İslam, ümmet kavramı etrafında şekillenen bir millet birliği anlayışına sahiptir. Peygamberimiz, Müslümanların bir bedenin organları gibi birbirlerine bağlı olmaları gerektiği belirtilirken, Kur'an-ı Kerim, Mü'minleri kardeş ilâneder ve birbirlerinin elinden tutmasını emreder. (Hucurât, 49:10). Böylece İslam; ırk, dil, renk veya coğrafi ayrımların üstünde duran bir birliktelik ve kardeşlik anlayışını teşvik eder. Bu bağlamda, her Müslüman, bir diğer Müslümanı kardeşi olarak görmekle yükümlüdür. İslam'ın getirdiği bu kardeşlik bilinci, Müslümanların sosyal ve siyasal hayatında da birliği sağlayan temel taşlardan biridir. Hz. Muhammed’in (sav) Medine’de inşa ettiği "İslâm Devleti" bu birliğin en önemli tarihi göstergesidir. Medine’de yaşayan farklı kabileler ve dini gruplar, bu yeni devlet çatısı ve çerçevesinde bir araya gelerek, ortak bir sosyal düzen kurmuşlardır. Bu düzen, İslam’ın birlikte yaşama ve millet birliği anlayışını ortaya koymuştur.

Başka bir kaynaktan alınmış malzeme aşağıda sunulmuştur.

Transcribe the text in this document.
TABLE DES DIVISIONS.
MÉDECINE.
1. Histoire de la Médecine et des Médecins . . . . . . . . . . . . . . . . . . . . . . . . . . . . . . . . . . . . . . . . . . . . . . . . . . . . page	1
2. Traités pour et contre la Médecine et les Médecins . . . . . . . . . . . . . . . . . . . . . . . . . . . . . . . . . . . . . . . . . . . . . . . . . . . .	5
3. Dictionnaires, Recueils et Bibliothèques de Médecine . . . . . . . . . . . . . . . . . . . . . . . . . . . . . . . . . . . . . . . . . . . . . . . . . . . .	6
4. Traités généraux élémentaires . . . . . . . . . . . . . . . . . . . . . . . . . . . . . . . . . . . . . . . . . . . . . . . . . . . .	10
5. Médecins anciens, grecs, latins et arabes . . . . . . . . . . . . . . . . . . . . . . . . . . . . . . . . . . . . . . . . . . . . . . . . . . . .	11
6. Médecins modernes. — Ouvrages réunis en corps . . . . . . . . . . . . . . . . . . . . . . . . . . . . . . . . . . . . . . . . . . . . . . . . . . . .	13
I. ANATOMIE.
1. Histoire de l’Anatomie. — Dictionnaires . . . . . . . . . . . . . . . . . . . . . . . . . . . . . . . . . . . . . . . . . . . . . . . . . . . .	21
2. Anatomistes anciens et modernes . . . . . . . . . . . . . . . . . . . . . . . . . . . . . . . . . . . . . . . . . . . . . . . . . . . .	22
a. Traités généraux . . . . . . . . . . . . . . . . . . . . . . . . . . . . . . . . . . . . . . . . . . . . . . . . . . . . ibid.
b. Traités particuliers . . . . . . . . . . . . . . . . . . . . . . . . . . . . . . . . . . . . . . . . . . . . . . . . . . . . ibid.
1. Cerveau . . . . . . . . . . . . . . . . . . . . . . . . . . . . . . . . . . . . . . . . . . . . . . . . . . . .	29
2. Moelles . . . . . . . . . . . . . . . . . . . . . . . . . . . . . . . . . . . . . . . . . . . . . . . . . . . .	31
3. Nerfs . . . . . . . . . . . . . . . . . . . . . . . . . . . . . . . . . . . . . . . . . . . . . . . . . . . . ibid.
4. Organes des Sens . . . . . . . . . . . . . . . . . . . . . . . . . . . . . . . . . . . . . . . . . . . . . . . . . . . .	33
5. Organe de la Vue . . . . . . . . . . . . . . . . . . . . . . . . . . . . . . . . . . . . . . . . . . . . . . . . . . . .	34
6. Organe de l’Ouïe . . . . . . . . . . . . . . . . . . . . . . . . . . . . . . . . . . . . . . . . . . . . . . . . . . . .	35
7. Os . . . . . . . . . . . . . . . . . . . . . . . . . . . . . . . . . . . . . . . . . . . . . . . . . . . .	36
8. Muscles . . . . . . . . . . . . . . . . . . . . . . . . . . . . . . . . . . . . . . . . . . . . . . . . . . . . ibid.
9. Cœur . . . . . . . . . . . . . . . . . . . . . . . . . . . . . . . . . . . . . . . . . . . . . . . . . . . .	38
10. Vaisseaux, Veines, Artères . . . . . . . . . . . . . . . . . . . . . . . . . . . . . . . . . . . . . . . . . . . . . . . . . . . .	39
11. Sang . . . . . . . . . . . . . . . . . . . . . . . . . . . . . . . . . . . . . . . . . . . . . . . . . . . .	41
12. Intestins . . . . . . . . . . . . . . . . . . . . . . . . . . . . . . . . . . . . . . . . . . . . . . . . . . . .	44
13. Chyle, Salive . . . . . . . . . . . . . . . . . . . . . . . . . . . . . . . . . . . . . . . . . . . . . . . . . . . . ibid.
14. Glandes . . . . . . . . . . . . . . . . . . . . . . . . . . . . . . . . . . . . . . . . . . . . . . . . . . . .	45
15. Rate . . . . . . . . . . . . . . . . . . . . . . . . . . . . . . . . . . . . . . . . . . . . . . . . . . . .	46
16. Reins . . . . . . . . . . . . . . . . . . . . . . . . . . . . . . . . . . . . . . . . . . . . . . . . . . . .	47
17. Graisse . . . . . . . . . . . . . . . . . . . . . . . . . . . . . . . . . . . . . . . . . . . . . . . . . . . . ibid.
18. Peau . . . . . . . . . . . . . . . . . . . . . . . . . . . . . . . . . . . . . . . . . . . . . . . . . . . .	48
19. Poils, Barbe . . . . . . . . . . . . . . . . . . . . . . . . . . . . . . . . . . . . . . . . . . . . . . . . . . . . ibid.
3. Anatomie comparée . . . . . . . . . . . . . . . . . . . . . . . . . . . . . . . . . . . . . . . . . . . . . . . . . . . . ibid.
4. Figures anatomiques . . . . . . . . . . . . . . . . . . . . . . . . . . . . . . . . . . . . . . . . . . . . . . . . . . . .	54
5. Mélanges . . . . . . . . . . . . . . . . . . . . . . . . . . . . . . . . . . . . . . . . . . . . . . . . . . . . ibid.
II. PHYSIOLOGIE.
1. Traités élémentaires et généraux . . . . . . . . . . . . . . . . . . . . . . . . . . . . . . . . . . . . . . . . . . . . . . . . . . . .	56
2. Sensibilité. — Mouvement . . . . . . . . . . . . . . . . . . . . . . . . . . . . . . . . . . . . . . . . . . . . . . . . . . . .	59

Vatan, bir milletin üzerinde yaşadığı toprak parçasını ifade etse de bu topraklara duyulan sevgi ve aidiyet, genellikle derin tarihi köklere dayanır. İslam tarihinde vatan kavramı, çoğunlukla ümmetin yaşadığı toprakların korunmasıyla ilişkilendirilmiştir. Hz. Peygamber’in (sav) Mekke’den Medine’ye hicretinde bile Mekke'ye duyduğu derin sevgi ve bağlılık, Müslümanların vatanlarına karşı duyduğu hislerin ne kadar güçlü olduğunu göstermektedir.

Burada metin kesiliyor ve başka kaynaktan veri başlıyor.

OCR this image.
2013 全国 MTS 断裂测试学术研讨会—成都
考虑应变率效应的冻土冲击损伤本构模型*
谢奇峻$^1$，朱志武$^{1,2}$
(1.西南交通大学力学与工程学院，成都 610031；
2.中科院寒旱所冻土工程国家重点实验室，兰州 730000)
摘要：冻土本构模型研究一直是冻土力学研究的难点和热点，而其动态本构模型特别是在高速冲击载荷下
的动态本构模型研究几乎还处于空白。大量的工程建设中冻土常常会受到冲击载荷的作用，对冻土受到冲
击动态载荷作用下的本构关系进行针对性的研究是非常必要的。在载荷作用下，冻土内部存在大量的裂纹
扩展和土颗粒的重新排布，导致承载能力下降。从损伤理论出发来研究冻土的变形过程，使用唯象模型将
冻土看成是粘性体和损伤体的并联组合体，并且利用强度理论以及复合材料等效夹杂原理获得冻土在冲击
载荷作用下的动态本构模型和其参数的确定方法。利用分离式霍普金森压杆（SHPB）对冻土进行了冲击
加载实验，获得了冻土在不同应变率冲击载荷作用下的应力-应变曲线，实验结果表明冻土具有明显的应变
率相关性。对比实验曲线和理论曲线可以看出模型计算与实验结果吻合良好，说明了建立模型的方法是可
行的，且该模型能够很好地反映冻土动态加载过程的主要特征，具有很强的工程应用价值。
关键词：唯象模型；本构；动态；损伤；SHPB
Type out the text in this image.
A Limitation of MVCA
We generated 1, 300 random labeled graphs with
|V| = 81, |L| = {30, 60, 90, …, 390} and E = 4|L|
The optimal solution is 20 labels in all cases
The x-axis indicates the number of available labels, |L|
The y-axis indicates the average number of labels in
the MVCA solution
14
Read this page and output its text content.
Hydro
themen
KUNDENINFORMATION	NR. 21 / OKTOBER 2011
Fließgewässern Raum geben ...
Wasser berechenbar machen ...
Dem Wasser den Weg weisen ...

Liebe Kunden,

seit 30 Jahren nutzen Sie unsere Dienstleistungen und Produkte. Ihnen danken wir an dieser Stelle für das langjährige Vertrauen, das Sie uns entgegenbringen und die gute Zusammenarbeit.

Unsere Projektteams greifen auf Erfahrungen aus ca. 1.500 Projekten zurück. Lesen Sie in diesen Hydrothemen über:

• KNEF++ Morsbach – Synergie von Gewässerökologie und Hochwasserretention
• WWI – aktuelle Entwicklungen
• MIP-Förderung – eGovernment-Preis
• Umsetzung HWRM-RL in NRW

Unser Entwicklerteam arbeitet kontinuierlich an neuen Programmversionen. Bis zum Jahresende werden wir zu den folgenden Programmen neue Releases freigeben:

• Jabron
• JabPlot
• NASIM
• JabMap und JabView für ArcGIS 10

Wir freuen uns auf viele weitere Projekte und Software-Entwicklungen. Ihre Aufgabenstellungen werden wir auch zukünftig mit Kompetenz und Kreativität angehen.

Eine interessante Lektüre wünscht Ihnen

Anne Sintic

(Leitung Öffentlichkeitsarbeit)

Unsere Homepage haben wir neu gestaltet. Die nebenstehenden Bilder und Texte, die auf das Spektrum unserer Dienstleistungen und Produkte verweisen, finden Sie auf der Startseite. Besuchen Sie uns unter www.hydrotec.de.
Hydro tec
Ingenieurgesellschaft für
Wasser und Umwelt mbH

Türk tarihine baktığımızda da vatan bütünlüğünün önemi, Türk-İslam devletlerinin varlık mücadelesinde kendini açıkça gösterir. Selçuklulardan Osmanlı'ya kadar, Türkler için vatan; sadece üzerinde yaşanan topraklar değil, aynı zamanda İslam'ın korunduğu ve yaşandığı bir alan olarak görülmüştür. Osmanlı Devleti, yüzyıllar boyunca hem İslam dünyasının liderliğini yapmış hem de vatan bütünlüğünü sağlamak için iç ve dış tehditlerle mücadele etmiştir. Özellikle I. Dünya Savaşı ve sonrasında yaşanan işgal döneminde, milletin varlığı ve vatan bütünlüğü için verilen Kurtuluş Savaşı, bu mücadelenin en önemli örneklerinden biridir. Bu savaş, hem milli hem de manevi değerlerin birleşimiyle kazanılmıştır.

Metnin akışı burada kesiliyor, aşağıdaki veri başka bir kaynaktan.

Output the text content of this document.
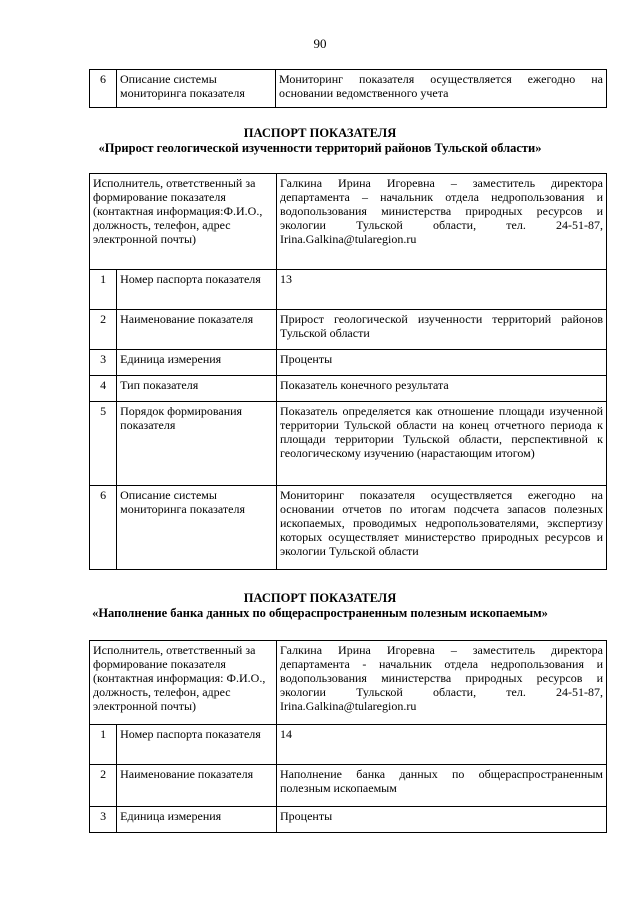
90
6	Описание системы мониторинга показателя	Мониторинг показателя осуществляется ежегодно на основании ведомственного учета
ПАСПОРТ ПОКАЗАТЕЛЯ
«Прирост геологической изученности территорий районов Тульской области»
Исполнитель, ответственный за формирование показателя (контактная информация:Ф.И.О., должность, телефон, адрес электронной почты)		Галкина Ирина Игоревна – заместитель директора департамента – начальник отдела недропользования и водопользования министерства природных ресурсов и экологии Тульской области, тел. 24-51-87, Irina.Galkina@tularegion.ru
1	Номер паспорта показателя	13
2	Наименование показателя	Прирост геологической изученности территорий районов Тульской области
3	Единица измерения	Проценты
4	Тип показателя	Показатель конечного результата
5	Порядок формирования показателя	Показатель определяется как отношение площади изученной территории Тульской области на конец отчетного периода к площади территории Тульской области, перспективной к геологическому изучению (нарастающим итогом)
6	Описание системы мониторинга показателя	Мониторинг показателя осуществляется ежегодно на основании отчетов по итогам подсчета запасов полезных ископаемых, проводимых недропользователями, экспертизу которых осуществляет министерство природных ресурсов и экологии Тульской области
ПАСПОРТ ПОКАЗАТЕЛЯ
«Наполнение банка данных по общераспространенным полезным ископаемым»
Исполнитель, ответственный за формирование показателя (контактная информация: Ф.И.О., должность, телефон, адрес электронной почты)		Галкина Ирина Игоревна – заместитель директора департамента - начальник отдела недропользования и водопользования министерства природных ресурсов и экологии Тульской области, тел. 24-51-87, Irina.Galkina@tularegion.ru
1	Номер паспорта показателя	14
2	Наименование показателя	Наполнение банка данных по общераспространенным полезным ископаемым
3	Единица измерения	Проценты
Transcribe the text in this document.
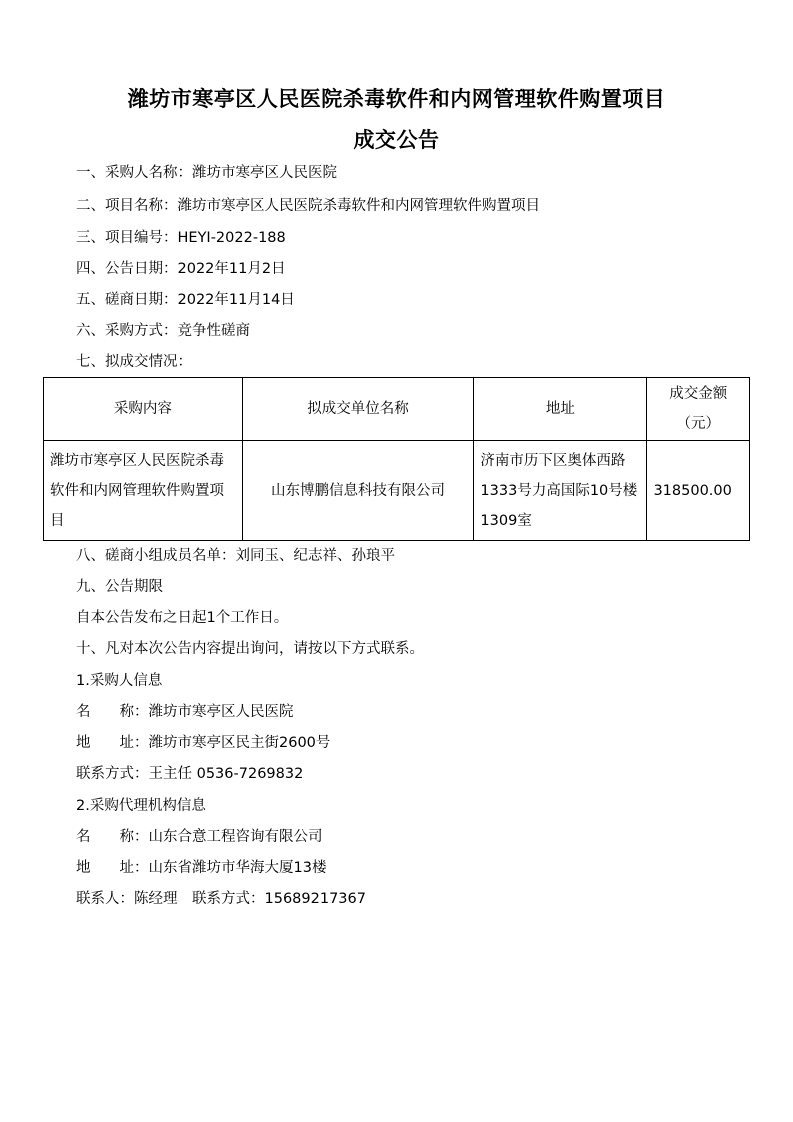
潍坊市寒亭区人民医院杀毒软件和内网管理软件购置项目
成交公告
一、采购人名称：潍坊市寒亭区人民医院
二、项目名称：潍坊市寒亭区人民医院杀毒软件和内网管理软件购置项目
三、项目编号：HEYI-2022-188
四、公告日期：2022年11月2日
五、磋商日期：2022年11月14日
六、采购方式：竞争性磋商
七、拟成交情况：
采购内容	拟成交单位名称	地址	成交金额（元）
潍坊市寒亭区人民医院杀毒软件和内网管理软件购置项目	山东博鹏信息科技有限公司	济南市历下区奥体西路1333号力高国际10号楼1309室	318500.00
八、磋商小组成员名单：刘同玉、纪志祥、孙琅平
九、公告期限
自本公告发布之日起1个工作日。
十、凡对本次公告内容提出询问，请按以下方式联系。
1.采购人信息
名　　称：潍坊市寒亭区人民医院
地　　址：潍坊市寒亭区民主街2600号
联系方式：王主任 0536-7269832
2.采购代理机构信息
名　　称：山东合意工程咨询有限公司
地　　址：山东省潍坊市华海大厦13楼
联系人：陈经理　联系方式：15689217367
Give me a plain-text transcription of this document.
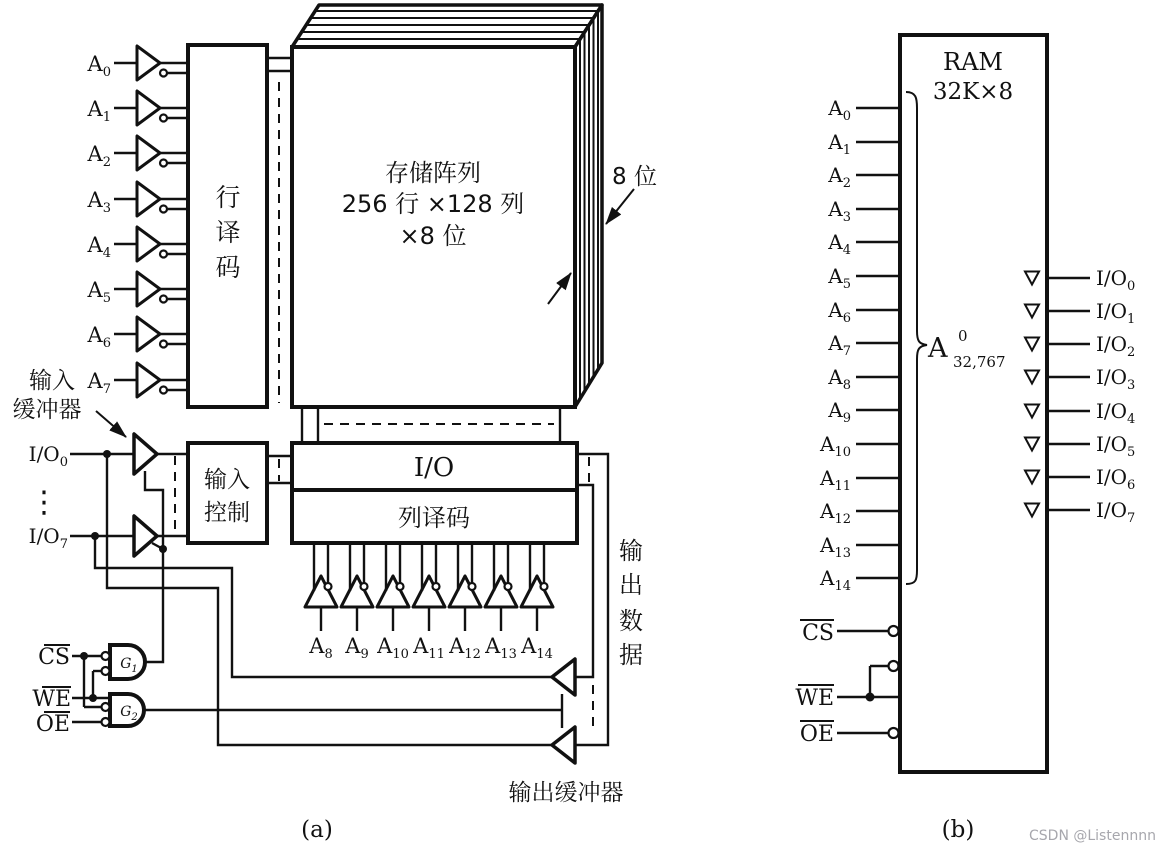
行
译
码
存储阵列
256 行 ×128 列
×8 位
8 位
输入
缓冲器
输入
控制
I/O
列译码
$A_0$
$A_1$
$A_2$
$A_3$
$A_4$
$A_5$
$A_6$
$A_7$
$I/O_0$
⋮
$I/O_7$
$A_8$ $A_9$ $A_{10}$ $A_{11}$ $A_{12}$ $A_{13}$ $A_{14}$
$G_1$
$G_2$
CS
WE
OE
输
出
数
据
输出缓冲器
(a)
RAM
32K×8
$A_0$
$A_1$
$A_2$
$A_3$
$A_4$
$A_5$
$A_6$
$A_7$
$A_8$
$A_9$
$A_{10}$
$A_{11}$
$A_{12}$
$A_{13}$
$A_{14}$
A 0
32,767
$I/O_0$
$I/O_1$
$I/O_2$
$I/O_3$
$I/O_4$
$I/O_5$
$I/O_6$
$I/O_7$
CS
WE
OE
(b)	CSDN @Listennnn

Türk milletinin tarihinde, İslami değerler ve milli hassasiyetler birbirine paralel ilerlemiştir. Bu birliktelik, özellikle Osmanlı Devleti'nin çöküş sürecinde, vatanın parçalanma tehlikesiyle karşı karşıya kaldığı dönemlerde daha belirgin hale gelmiştir. Kurtuluş Savaşı'nda milli mücadeleye katılan halk, hem İslam’ın kutsal vatan anlayışını hem de milli bağımsızlık düşüncesini bir arada yaşatmıştır. Bu mücadelede, halkın dini ve milli duyguları bir araya gelerek büyük bir güç oluşturmuştur.
Vatan, sadece sınırlarla belirlenen bir coğrafi alan değil, aynı zamanda bir milletin tarih, kültür ve manevi değerlerini yaşattığı bir mekândır. Bu nedenle, vatanın bölünmesi ya da işgal edilmesi, sadece toprak kaybı değil, aynı zamanda milli kimliğin ve İslam’a dayalı manevi değerlerin de tehdit altında olduğu anlamına gelir.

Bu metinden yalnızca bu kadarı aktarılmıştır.